And you 11 people have been denied the story of Nathaniel's run in the High Country 5K for six weeks now. As it turns out, when one's mother goes to Hawaii for a week, one's mother's blog gets turned upside-down for an indeterminate amount of time and may never catch up again.
What's that you ask? How does one week in Hawaii equate to suddenly being six weeks behind on blog posts?
Shut up.
Although I ran the 5K with Nathaniel and Nick last year, my lack of training this year led me to the decision that I might die if I did it this year. Like actually die. But Nathaniel still wanted to do it on his own, and he was thrilled that his friend and classmate Alex was doing it, too. So they decided to run together.
"Isn't Alex a regular runner?" I asked. "Isn't Alex really physically fit?" I asked. "Doesn't Alex run pretty fast?" I asked.
Yes, yes, yes, Nathaniel answered.
Uh-huh.
There were lots of runners out there bright and early as Jake and I stood on the sidelines to cheer them on at the starting line that crisp Saturday morning in April.
Funnily enough, I took two random pictures of the runners up close as they took off. In this one I happened to catch the 5K's eventual first-place finisher (whom I don't know), #151 in the blue tank.
And in this one, I happened to catch Nathaniel, just to the right of the girl in the neon yellow shirt. I had no idea where he was in the crowd, so that was just dumb luck.
Jake was really excited up to the point where the runners got out of sight. Then he was like, "What do we do now, Mommy."
He was not terribly pleased when I answered, "We wait about 45 minutes for Nathaniel to get back."
I spent the next 30 minutes answering him when he asked, "How much longer NOW?"
I was utterly SHOCKED when Nathaniel appeared over the last hill at about the 32-minute mark. Last year he finished in 41 minutes, which I thought was pretty good. This year he was so far ahead of that time that I almost missed him coming in!
My surprise at seeing him immediately changed to concern when I saw how exhausted he looked. I wondered why in the world he'd pushed himself so hard ... he looked like he was going to collapse or be sick at any second.

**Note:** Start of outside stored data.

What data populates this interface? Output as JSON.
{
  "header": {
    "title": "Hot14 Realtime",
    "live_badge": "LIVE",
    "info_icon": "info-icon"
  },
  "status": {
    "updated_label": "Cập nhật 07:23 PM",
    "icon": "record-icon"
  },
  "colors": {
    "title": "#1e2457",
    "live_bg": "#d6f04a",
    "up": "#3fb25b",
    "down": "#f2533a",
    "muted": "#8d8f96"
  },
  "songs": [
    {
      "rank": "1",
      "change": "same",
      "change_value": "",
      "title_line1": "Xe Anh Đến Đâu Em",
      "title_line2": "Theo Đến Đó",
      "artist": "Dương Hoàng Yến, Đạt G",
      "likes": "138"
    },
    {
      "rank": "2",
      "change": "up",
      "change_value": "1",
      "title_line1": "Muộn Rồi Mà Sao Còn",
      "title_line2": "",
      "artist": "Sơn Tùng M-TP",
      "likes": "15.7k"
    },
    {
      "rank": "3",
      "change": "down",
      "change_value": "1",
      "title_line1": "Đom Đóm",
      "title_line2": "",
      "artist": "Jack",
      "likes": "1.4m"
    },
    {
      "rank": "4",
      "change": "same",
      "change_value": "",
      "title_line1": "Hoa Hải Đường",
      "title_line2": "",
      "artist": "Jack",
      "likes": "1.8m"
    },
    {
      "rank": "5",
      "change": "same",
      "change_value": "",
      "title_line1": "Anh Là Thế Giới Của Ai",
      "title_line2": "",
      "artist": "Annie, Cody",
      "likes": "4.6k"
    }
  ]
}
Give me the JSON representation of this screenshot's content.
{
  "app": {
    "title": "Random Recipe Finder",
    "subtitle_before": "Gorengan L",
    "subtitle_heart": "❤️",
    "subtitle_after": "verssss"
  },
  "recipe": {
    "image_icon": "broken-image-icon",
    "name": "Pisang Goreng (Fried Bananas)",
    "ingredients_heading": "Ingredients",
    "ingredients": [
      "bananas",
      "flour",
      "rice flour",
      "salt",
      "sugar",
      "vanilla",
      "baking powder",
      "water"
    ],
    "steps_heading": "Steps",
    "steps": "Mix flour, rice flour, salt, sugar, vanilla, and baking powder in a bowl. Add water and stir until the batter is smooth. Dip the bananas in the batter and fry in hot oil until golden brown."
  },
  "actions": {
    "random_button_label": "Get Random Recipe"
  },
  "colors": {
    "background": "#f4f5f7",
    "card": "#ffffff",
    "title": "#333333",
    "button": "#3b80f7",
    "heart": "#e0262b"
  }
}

He may not look ill to you, but he looked really ill to me. I was yelling encouraging words to him, running alongside him as he jogged the last 50 yards to the finish line, hoping he wouldn't fall down.
I had assumed he wouldn't stay with Alex -- THE SUPER-RUNNER -- the whole race. But he did.
That's Alex in the citron shirt right in front of him.
As it turned out, Alex slowed his own pace down to stay with Nathaniel, and Nathaniel sped his pace up to stay with Alex. Awww.
That led to Nathaniel finishing eight minutes ahead of his 2012 time, and to Alex finishing who-knows-how-much slower.
As Nathaniel crossed the finish line, he veered sharply to the right, leaned against a telephone pole, fell to his knees and threw up in the grass for over a minute.
I'm sure that was super-healthy.
But within three minutes he was up, smiling and ready to rehydrate.
Crazy kid.
Here's proud Nathaniel (and I'm just now noticing he's still holding the baby wipe I gave him to wipe the spittle away from his face) with perturbed Jake.
Jake really expected balloon animals and a free breakfast. Not 30 minutes of standing around waiting, only to watch his brother throw up.
But, good times! See? This is what you waited six weeks for.
Fine. Form a line over there behind Jake.